Я встретился с ней взглядом, и хотел подмигнуть, но потом вспомнил, кто я и где нахожусь, и посчитал это неуместным.
Щеглов объявил перекур и вслед за мной вышел из кабинета. Пока девица из приемной печатала выписку из решения бюро, мы прошли с ним в туалет и, убедившись, что, кроме нас, там никого нет, обменялись своими впечатлениями о только что закончившемся обсуждении.
— Конечно, ты прав, — согласился Щеглов, — в наших заседаниях, да и во всей комсомольской работе много формализма. Но ты тоже даешь! Нашел где откровенничать!
Он вымыл руки, потом хитро посмотрел на меня и спросил:
— А что это наша Ольга так на тебя взъелась?
— Я-то почем знаю? — пожал я плечами. — Это у нее надо спрашивать.
Разве не он мне объяснил, что горком комсомола не то место, где можно вести откровенные разговоры?
А спустя несколько дней произошло еще одно событие, имевшее, как я теперь понимаю, некоторые последствия сугубо личного характера. А может, как раз напротив — ни к каким последствиям не приведшее. Ему предшествовали довольно длительные раздумья, поскольку дело касалось Веры.
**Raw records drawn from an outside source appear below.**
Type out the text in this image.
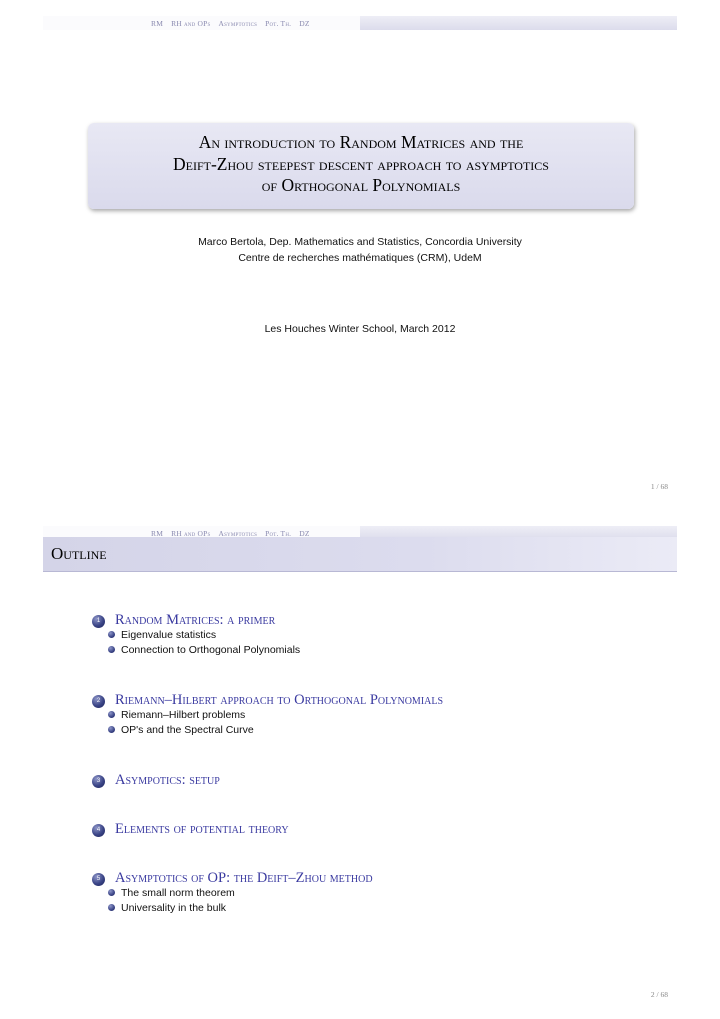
RM RH and OPs Asymptotics Pot. Th. DZ
An introduction to Random Matrices and the
Deift-Zhou steepest descent approach to asymptotics
of Orthogonal Polynomials
Marco Bertola, Dep. Mathematics and Statistics, Concordia University
Centre de recherches mathématiques (CRM), UdeM
Les Houches Winter School, March 2012
1 / 68
RM RH and OPs Asymptotics Pot. Th. DZ
Outline
1	Random Matrices: a primer
Eigenvalue statistics
Connection to Orthogonal Polynomials
2	Riemann–Hilbert approach to Orthogonal Polynomials
Riemann–Hilbert problems
OP's and the Spectral Curve
3	Asympotics: setup
4	Elements of potential theory
5	Asymptotics of OP: the Deift–Zhou method
The small norm theorem
Universality in the bulk
2 / 68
Теперь, когда я несколько разгрузился и у меня стало больше свободного времени, я все чаще вспоминал ее, и мне очень захотелось ее увидеть. Несколько дней я ломал себе голову, как лучше организовать с ней «случайную» встречу, чтобы это выглядело совершенно естественно, перебрал массу вариантов, в том числе применяемых с этой целью в оперативной практике, но так ничего путного и не придумал, пока мне не помог счастливый случай.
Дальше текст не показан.